A discussão sobre a eleição para governador do Rio ganhou novos contornos nesta quinta-feira (9), quando vereadores da Câmara Municipal do Rio de Janeiro protagonizaram um intenso embate político. O debate, que deveria se concentrar em pautas municipais, acabou dominado por divergências sobre o modelo de escolha do próximo chefe do Executivo estadual tema que está sob análise do Supremo Tribunal Federal.
De um lado, parlamentares alinhados ao ex-prefeito Eduardo Paes (PSD) defenderam a realização de eleições diretas ainda este ano. Do outro, aliados do ex-governador Cláudio Castro (PL) criticaram a proposta e afirmaram estar preparados para qualquer formato de disputa, seja direta ou indireta.
Debate político esquenta na Câmara do Rio
O tom do debate subiu após declarações envolvendo o julgamento em curso no STF. O vereador Fernando Armelau (PL) criticou a fala de um advogado ligado ao PSD, que comparou o cenário político do Rio a uma cidade fictícia marcada pelo caos.
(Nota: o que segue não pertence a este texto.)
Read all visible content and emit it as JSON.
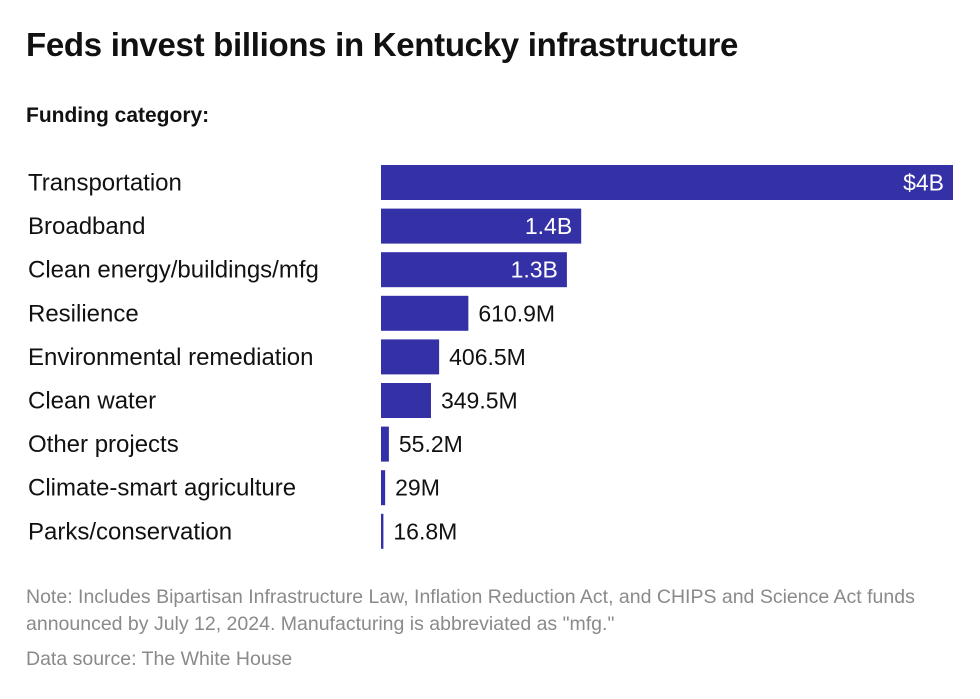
{
  "header": {
    "title": "Feds invest billions in Kentucky infrastructure",
    "subtitle": "Funding category:"
  },
  "colors": {
    "bar": "#3430A6",
    "inside_label": "#ffffff",
    "outside_label": "#111111",
    "footer_text": "#8a8a8a"
  },
  "chart_data": {
    "type": "bar",
    "orientation": "horizontal",
    "categories": [
      "Transportation",
      "Broadband",
      "Clean energy/buildings/mfg",
      "Resilience",
      "Environmental remediation",
      "Clean water",
      "Other projects",
      "Climate-smart agriculture",
      "Parks/conservation"
    ],
    "values": [
      4000,
      1400,
      1300,
      610.9,
      406.5,
      349.5,
      55.2,
      29,
      16.8
    ],
    "value_unit": "millions of dollars",
    "data_labels": [
      "$4B",
      "1.4B",
      "1.3B",
      "610.9M",
      "406.5M",
      "349.5M",
      "55.2M",
      "29M",
      "16.8M"
    ],
    "xlim": [
      0,
      4000
    ],
    "grid": false,
    "legend": "none"
  },
  "footer": {
    "note": "Note: Includes Bipartisan Infrastructure Law, Inflation Reduction Act, and CHIPS and Science Act funds announced by July 12, 2024. Manufacturing is abbreviated as \"mfg.\"",
    "source": "Data source: The White House"
  }
}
Em resposta, o parlamentar fez uma analogia envolvendo o ex-prefeito Eduardo Paes, elevando a tensão no plenário.
Na sequência, o vereador Salvino Oliveira (PSD) saiu em defesa da realização de eleições diretas. Segundo ele, a população deve ter o direito de escolher o próximo governador. O parlamentar também mencionou episódios anteriores envolvendo sua atuação política e ações policiais, levantando questionamentos sobre o uso de estruturas de segurança pública sem que haja confirmação oficial dessas alegações.
Troca de acusações e defesa de pré-candidatos
O líder do PL na Câmara, Rogério Amorim, rebateu as críticas e afirmou que o partido está preparado para qualquer cenário eleitoral. Ele destacou o nome do deputado estadual Douglas Ruas como pré-candidato ao governo, ressaltando sua capacidade de gestão e experiência política.
Já a vereadora Tainá de Paula (PT), que também participou do debate, criticou a postura dos parlamentares da oposição e reforçou o entendimento de que a legislação eleitoral aponta para eleições diretas em casos de vacância do cargo em determinados períodos.
Outro vereador que se posicionou foi Pedro Duarte (PSD), que questionou o formato da sucessão estadual e afirmou que, na sua avaliação, a decisão jurídica sobre a saída do ex-governador pode influenciar diretamente o modelo de eleição a ser adotado.
Decisão do STF deve definir cenário político
O pano de fundo da discussão envolve a chamada “dupla vacância” no governo do estado, após a saída de Cláudio Castro às vésperas de julgamento no Tribunal Superior Eleitoral. De acordo com informações que circulam no meio político, o processo analisava possíveis irregularidades relacionadas às eleições de 2022.
Agora, cabe ao STF decidir se a escolha do novo governador será feita por meio de eleições diretas, com participação popular, ou indiretas, realizadas pela Assembleia Legislativa.
Enquanto a definição não ocorre, o clima político segue acirrado na capital fluminense, refletindo diretamente nas discussões legislativas e antecipando o cenário eleitoral que deve marcar os próximos meses no estado.